Optimization terminated successfully.
         Current function value: -0.726000
         Iterations: 42
         Function evaluations: 93


array([ 0.05367786,  0.92626561])

#### 5.1.2.2 Powell's Methods
Powell's method is a derivative-free optimization method similar to conjugate-gradient, which can be implemented using "fmin_powell( )". In practice, "fmin_powell( )" often converges faster (requires far fewer iterations) and is more reliable.

In [8]:
np.random.seed(1)
opt.fmin_powell(maxscore, np.random.randn(2,1), args = (data,))

Optimization terminated successfully.
         Current function value: -0.725200
         Iterations: 3
         Function evaluations: 142


array([ 0.09593936,  0.97424993])

## 5.2 Constrained Optimization
In econometrics and statistics, constrained optimization is often used in hypothesis testing problems.

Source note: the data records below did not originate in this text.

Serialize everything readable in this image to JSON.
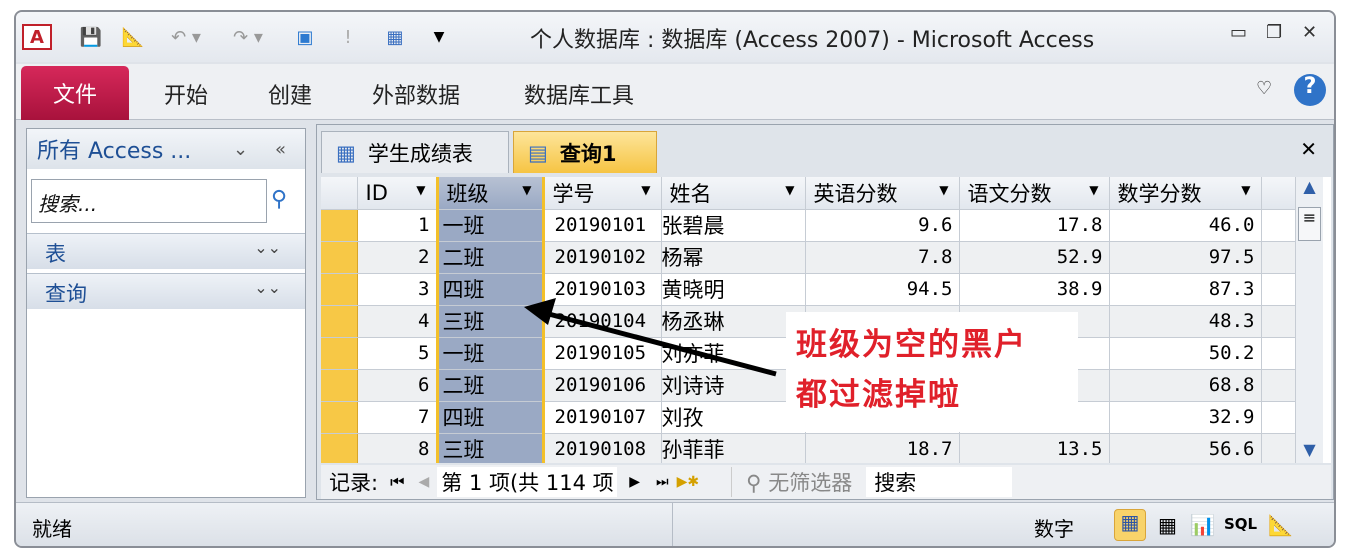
{
  "titlebar": {
    "title": "个人数据库 : 数据库 (Access 2007)  -  Microsoft Access",
    "app_icon": "A"
  },
  "ribbon": {
    "tabs": [
      "文件",
      "开始",
      "创建",
      "外部数据",
      "数据库工具"
    ]
  },
  "nav": {
    "header": "所有 Access ...",
    "search_placeholder": "搜索...",
    "groups": [
      "表",
      "查询"
    ]
  },
  "doc_tabs": [
    "学生成绩表",
    "查询1"
  ],
  "grid": {
    "columns": [
      "ID",
      "班级",
      "学号",
      "姓名",
      "英语分数",
      "语文分数",
      "数学分数"
    ],
    "rows": [
      [
        "1",
        "一班",
        "20190101",
        "张碧晨",
        "9.6",
        "17.8",
        "46.0"
      ],
      [
        "2",
        "二班",
        "20190102",
        "杨幂",
        "7.8",
        "52.9",
        "97.5"
      ],
      [
        "3",
        "四班",
        "20190103",
        "黄晓明",
        "94.5",
        "38.9",
        "87.3"
      ],
      [
        "4",
        "三班",
        "20190104",
        "杨丞琳",
        "",
        "",
        "48.3"
      ],
      [
        "5",
        "一班",
        "20190105",
        "刘亦菲",
        "",
        "",
        "50.2"
      ],
      [
        "6",
        "二班",
        "20190106",
        "刘诗诗",
        "",
        "",
        "68.8"
      ],
      [
        "7",
        "四班",
        "20190107",
        "刘孜",
        "",
        "",
        "32.9"
      ],
      [
        "8",
        "三班",
        "20190108",
        "孙菲菲",
        "18.7",
        "13.5",
        "56.6"
      ]
    ]
  },
  "recnav": {
    "label": "记录:",
    "position": "第 1 项(共 114 项",
    "filter": "无筛选器",
    "search": "搜索"
  },
  "status": {
    "left": "就绪",
    "mode": "数字",
    "sql": "SQL"
  },
  "annotation": {
    "line1": "班级为空的黑户",
    "line2": "都过滤掉啦"
  },
  "colors": {
    "file_tab": "#c41e4e",
    "annotation": "#e0202a",
    "selector": "#f7c846"
  }
}
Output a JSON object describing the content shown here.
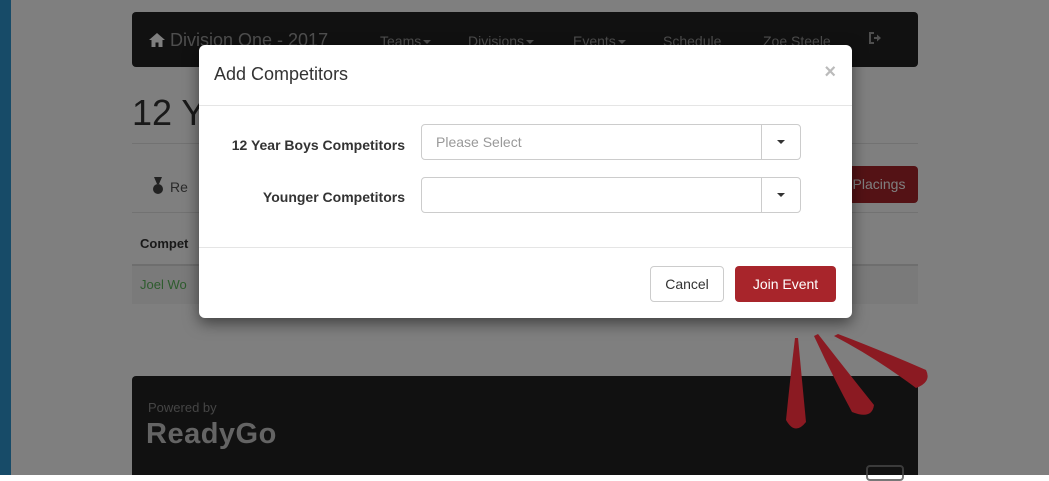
{
  "navbar": {
    "brand": "Division One - 2017",
    "items": [
      {
        "label": "Teams",
        "dropdown": true
      },
      {
        "label": "Divisions",
        "dropdown": true
      },
      {
        "label": "Events",
        "dropdown": true
      },
      {
        "label": "Schedule",
        "dropdown": false
      },
      {
        "label": "Zoe Steele",
        "dropdown": false
      }
    ],
    "logout_icon": "sign-out-icon",
    "home_icon": "home-icon"
  },
  "page": {
    "title": "12 Y",
    "results_tab": "Re",
    "placings_button": "Placings",
    "table_header": "Compet",
    "competitor_link": "Joel Wo"
  },
  "footer": {
    "powered_by": "Powered by",
    "logo": "ReadyGo"
  },
  "modal": {
    "title": "Add Competitors",
    "close": "×",
    "fields": [
      {
        "label": "12 Year Boys Competitors",
        "placeholder": "Please Select",
        "value": ""
      },
      {
        "label": "Younger Competitors",
        "placeholder": "",
        "value": ""
      }
    ],
    "cancel": "Cancel",
    "join": "Join Event"
  },
  "colors": {
    "accent": "#a8252b",
    "navbar": "#222222",
    "link_green": "#5cb85c",
    "annotation": "#8b1a22"
  }
}
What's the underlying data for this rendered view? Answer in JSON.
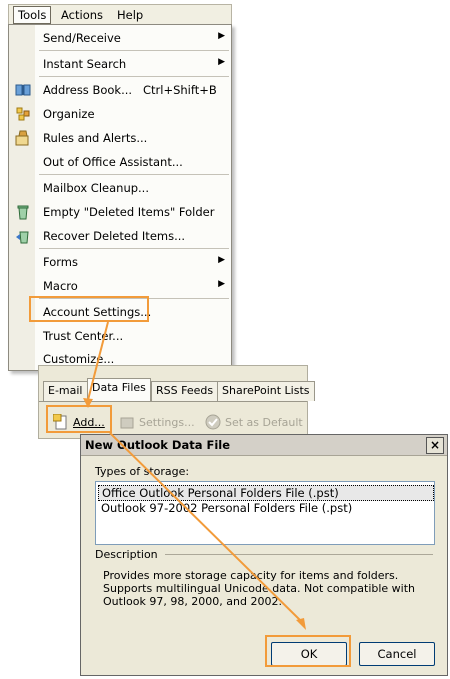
{
  "menubar": {
    "items": [
      "Tools",
      "Actions",
      "Help"
    ]
  },
  "tools_menu": {
    "send_receive": "Send/Receive",
    "instant_search": "Instant Search",
    "address_book": "Address Book...",
    "address_book_shortcut": "Ctrl+Shift+B",
    "organize": "Organize",
    "rules_alerts": "Rules and Alerts...",
    "out_of_office": "Out of Office Assistant...",
    "mailbox_cleanup": "Mailbox Cleanup...",
    "empty_deleted": "Empty \"Deleted Items\" Folder",
    "recover_deleted": "Recover Deleted Items...",
    "forms": "Forms",
    "macro": "Macro",
    "account_settings": "Account Settings...",
    "trust_center": "Trust Center...",
    "customize": "Customize..."
  },
  "account_tabs": [
    "E-mail",
    "Data Files",
    "RSS Feeds",
    "SharePoint Lists"
  ],
  "toolbar": {
    "add": "Add...",
    "settings": "Settings...",
    "set_default": "Set as Default"
  },
  "dialog": {
    "title": "New Outlook Data File",
    "close": "×",
    "types_label": "Types of storage:",
    "storage_types": [
      "Office Outlook Personal Folders File (.pst)",
      "Outlook 97-2002 Personal Folders File (.pst)"
    ],
    "description_label": "Description",
    "description_lines": [
      "Provides more storage capacity for items and folders.",
      "Supports multilingual Unicode data. Not compatible with",
      "Outlook 97, 98, 2000, and 2002."
    ],
    "ok": "OK",
    "cancel": "Cancel"
  },
  "colors": {
    "highlight": "#f29b3a",
    "menu_bg": "#fcfcf9",
    "dialog_bg": "#ece9d8"
  }
}
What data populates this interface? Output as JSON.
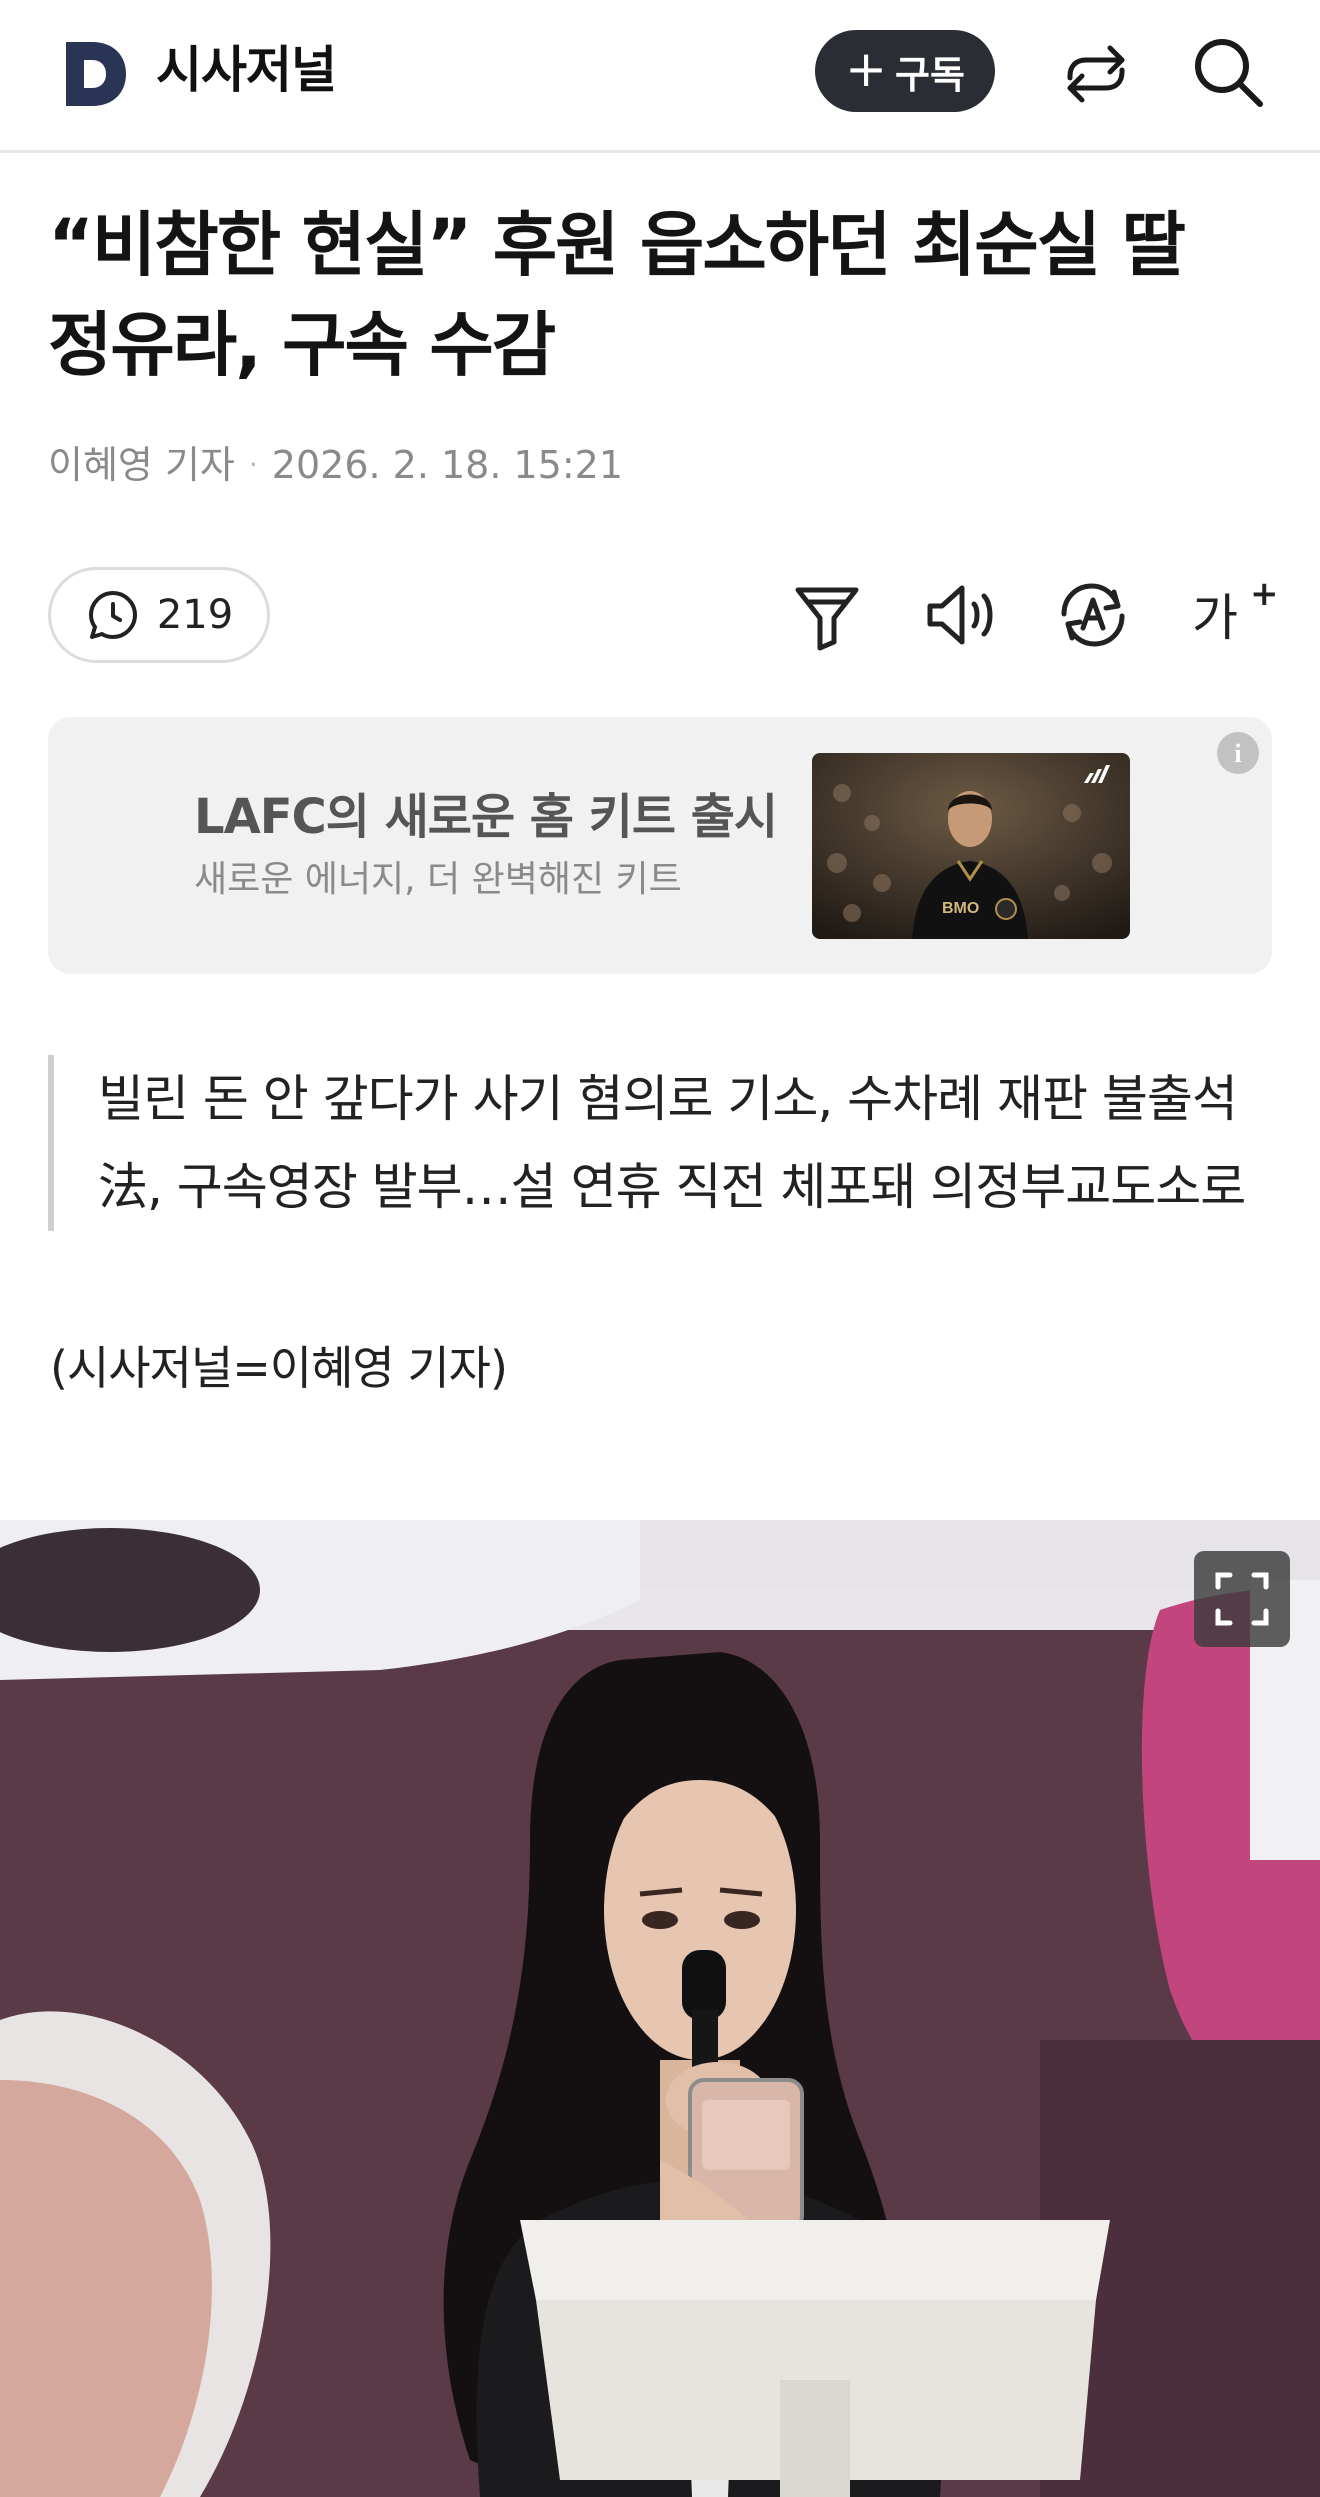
{
  "header": {
    "logo_letter": "D",
    "brand": "시사저널",
    "subscribe_plus": "+",
    "subscribe_label": "구독",
    "icons": [
      "share-icon",
      "search-icon"
    ]
  },
  "article": {
    "title_line1": "“비참한 현실” 후원 읍소하던 최순실 딸",
    "title_line2": "정유라, 구속 수감",
    "author": "이혜영 기자",
    "separator": "·",
    "datetime": "2026. 2. 18. 15:21",
    "summary_line1": "빌린 돈 안 갚다가 사기 혐의로 기소, 수차례 재판 불출석",
    "summary_line2": "法, 구속영장 발부…설 연휴 직전 체포돼 의정부교도소로",
    "byline": "(시사저널=이혜영 기자)"
  },
  "toolbar": {
    "comment_count": "219",
    "font_size_label": "가",
    "icons": [
      "comment-icon",
      "summary-filter-icon",
      "text-to-speech-icon",
      "translate-icon",
      "font-size-icon"
    ]
  },
  "ad": {
    "title": "LAFC의 새로운 홈 키트 출시",
    "subtitle": "새로운 에너지, 더 완벽해진 키트",
    "image_text": "BMO",
    "info_label": "i"
  },
  "colors": {
    "logo": "#2a3556",
    "subscribe_bg": "#2a2d33",
    "ad_bg": "#f1f1f2",
    "photo_bg": "#5a3a46"
  }
}
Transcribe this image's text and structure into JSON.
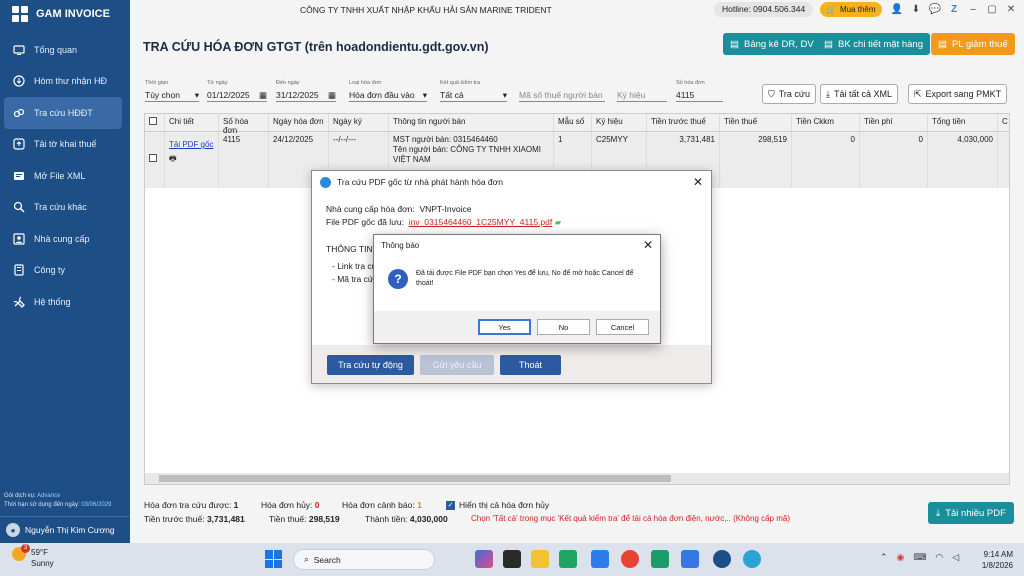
{
  "app": {
    "name": "GAM INVOICE",
    "company": "CÔNG TY TNHH XUẤT NHẬP KHẨU HẢI SẢN MARINE TRIDENT",
    "hotline": "Hotline: 0904.506.344",
    "buy_label": "Mua thêm"
  },
  "sidebar": {
    "items": [
      {
        "label": "Tổng quan",
        "icon": "monitor-icon"
      },
      {
        "label": "Hòm thư nhận HĐ",
        "icon": "inbox-icon"
      },
      {
        "label": "Tra cứu HĐĐT",
        "icon": "link-icon"
      },
      {
        "label": "Tải tờ khai thuế",
        "icon": "upload-icon"
      },
      {
        "label": "Mở File XML",
        "icon": "xml-icon"
      },
      {
        "label": "Tra cứu khác",
        "icon": "search-icon"
      },
      {
        "label": "Nhà cung cấp",
        "icon": "contact-icon"
      },
      {
        "label": "Công ty",
        "icon": "building-icon"
      },
      {
        "label": "Hệ thống",
        "icon": "tools-icon"
      }
    ],
    "active_index": 2,
    "service_label": "Gói dịch vụ:",
    "service_value": "Advance",
    "expiry_label": "Thời hạn sử dụng đến ngày:",
    "expiry_value": "03/06/2029",
    "user_name": "Nguyễn Thị Kim Cương"
  },
  "header": {
    "title": "TRA CỨU HÓA ĐƠN GTGT (trên hoadondientu.gdt.gov.vn)",
    "btn_bang_ke": "Bảng kê DR, DV",
    "btn_bk_chi_tiet": "BK chi tiết mặt hàng",
    "btn_pl_giam_thue": "PL giảm thuế"
  },
  "filters": {
    "thoi_gian_label": "Thời gian",
    "thoi_gian": "Tùy chọn",
    "tu_ngay_label": "Từ ngày",
    "tu_ngay": "01/12/2025",
    "den_ngay_label": "Đến ngày",
    "den_ngay": "31/12/2025",
    "loai_label": "Loại hóa đơn",
    "loai": "Hóa đơn đầu vào",
    "ket_qua_label": "Kết quả kiểm tra",
    "ket_qua": "Tất cả",
    "mst_placeholder": "Mã số thuế người bán",
    "ky_hieu_placeholder": "Ký hiệu",
    "so_hd_label": "Số hóa đơn",
    "so_hd": "4115",
    "btn_tra_cuu": "Tra cứu",
    "btn_tai_xml": "Tải tất cả XML",
    "btn_export": "Export sang PMKT"
  },
  "table": {
    "headers": [
      "",
      "Chi tiết",
      "Số hóa đơn",
      "Ngày hóa đơn",
      "Ngày ký",
      "Thông tin người bán",
      "Mẫu số",
      "Ký hiệu",
      "Tiền trước thuế",
      "Tiền thuế",
      "Tiền Ckkm",
      "Tiền phí",
      "Tổng tiền",
      "C"
    ],
    "row": {
      "chi_tiet": "Tải PDF gốc",
      "so_hd": "4115",
      "ngay_hd": "24/12/2025",
      "ngay_ky": "--/--/---",
      "nguoi_ban_line1": "MST người bán: 0315464460",
      "nguoi_ban_line2": "Tên người bán: CÔNG TY TNHH XIAOMI VIỆT NAM",
      "mau_so": "1",
      "ky_hieu": "C25MYY",
      "tien_truoc_thue": "3,731,481",
      "tien_thue": "298,519",
      "tien_ckkm": "0",
      "tien_phi": "0",
      "tong_tien": "4,030,000"
    }
  },
  "summary": {
    "tra_cuu_label": "Hóa đơn tra cứu được:",
    "tra_cuu": "1",
    "huy_label": "Hóa đơn hủy:",
    "huy": "0",
    "canh_bao_label": "Hóa đơn cảnh báo:",
    "canh_bao": "1",
    "hien_thi_label": "Hiển thị cả hóa đơn hủy",
    "truoc_thue_label": "Tiền trước thuế:",
    "truoc_thue": "3,731,481",
    "thue_label": "Tiền thuế:",
    "thue": "298,519",
    "thanh_tien_label": "Thành tiền:",
    "thanh_tien": "4,030,000",
    "note": "Chọn 'Tất cả' trong mục 'Kết quả kiểm tra' để tải cả hóa đơn điện, nước,.. (Không cấp mã)",
    "btn_tai_nhieu_pdf": "Tải nhiều PDF"
  },
  "pdf_dialog": {
    "title": "Tra cứu PDF gốc từ nhà phát hành hóa đơn",
    "provider_label": "Nhà cung cấp hóa đơn:",
    "provider": "VNPT-Invoice",
    "file_label": "File PDF gốc đã lưu:",
    "file_name": "inv_0315464460_1C25MYY_4115.pdf",
    "info_heading": "THÔNG TIN",
    "link_line": "- Link tra cứ",
    "code_line": "- Mã tra cứ",
    "btn_tra_cuu": "Tra cứu tự động",
    "btn_gui": "Gửi yêu cầu",
    "btn_thoat": "Thoát"
  },
  "message_box": {
    "title": "Thông báo",
    "text": "Đã tải được File PDF bạn chọn Yes để lưu, No để mở hoặc Cancel để thoát!",
    "yes": "Yes",
    "no": "No",
    "cancel": "Cancel"
  },
  "taskbar": {
    "temp": "59°F",
    "weather": "Sunny",
    "weather_badge": "3",
    "search": "Search",
    "time": "9:14 AM",
    "date": "1/8/2026"
  },
  "colors": {
    "sidebar": "#1e4e86",
    "teal_button": "#1b8e9c",
    "orange_button": "#f29a1b",
    "link_red": "#d32020"
  }
}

The most common analytical technique is the method of Lagrange multipliers. "fmin_slsqp( )" is the most general constrained optimizer using sequential least squares programming, which allows for equality, inequality and bounds constraints. To use it, constraints must be provided either as a list of callable functions or as a single function which returns an array. Functions which compute the derivative of the optimization target, the derivative of the equality constraints, and the derivative of the inequality constraints can be optionally provided. If not provided, these are numerically approximated. Note that for this optimizer,
1. Arguments in constraints must be identical to those of the objective function.
2. All constraints must take the form of $\geq$ constraint.

In [9]:
# simulate a NLS model
b = np.array([[1],[0.5]])
x, e = np.random.randn(2000,1), np.random.randn(2000,1)
y = np.exp(b[0] + b[1]*x) + e
data = np.hstack((y, x))

def nls(params, hyperparams):
    b = params
    data = hyperparams 
    y, x = np.array(data[:,0:1]), np.array(data[:,1:2])
    dy = y - np.exp(b[0] + b[1]*x)       
    return np.mean(dy**2)
   
def nls_constraints(params, hyperparams): 
    b = params
    return np.array([b[1], b[0]-2*b[1], 2*b[1]-b[0]])

# optimization with constraints
opt.fmin_slsqp(nls, np.random.randn(2,1), args = (data,),
               f_ieqcons = nls_constraints)                   


Optimization terminated successfully.    (Exit mode 0)
            Current function value: 0.9806773073767117
            Iterations: 7
            Function evaluations: 30
            Gradient evaluations: 7


array([ 0.99717628,  0.49858814])

In [10]:
opt.fmin_bfgs(nls, np.random.randn(2,1), args = (data,))

Optimization terminated successfully.
         Current function value: 0.980668
         Iterations: 12
         Function evaluations: 72
         Gradient evaluations: 18


array([ 0.99827142,  0.49782124])

Note: All optimizers introduced here find only a $local$ minimum. To search for the $global$ minimum, users may try multiple (random) initial values.

### References for Optimization Algorithms
1. "Numerical Optimization", by J. Nodecal and S. Wright, Springer, 2006.
2. "Convex Optimization", by S. Boyd and L. Vandenberghe, Cambridge University Press, 2004.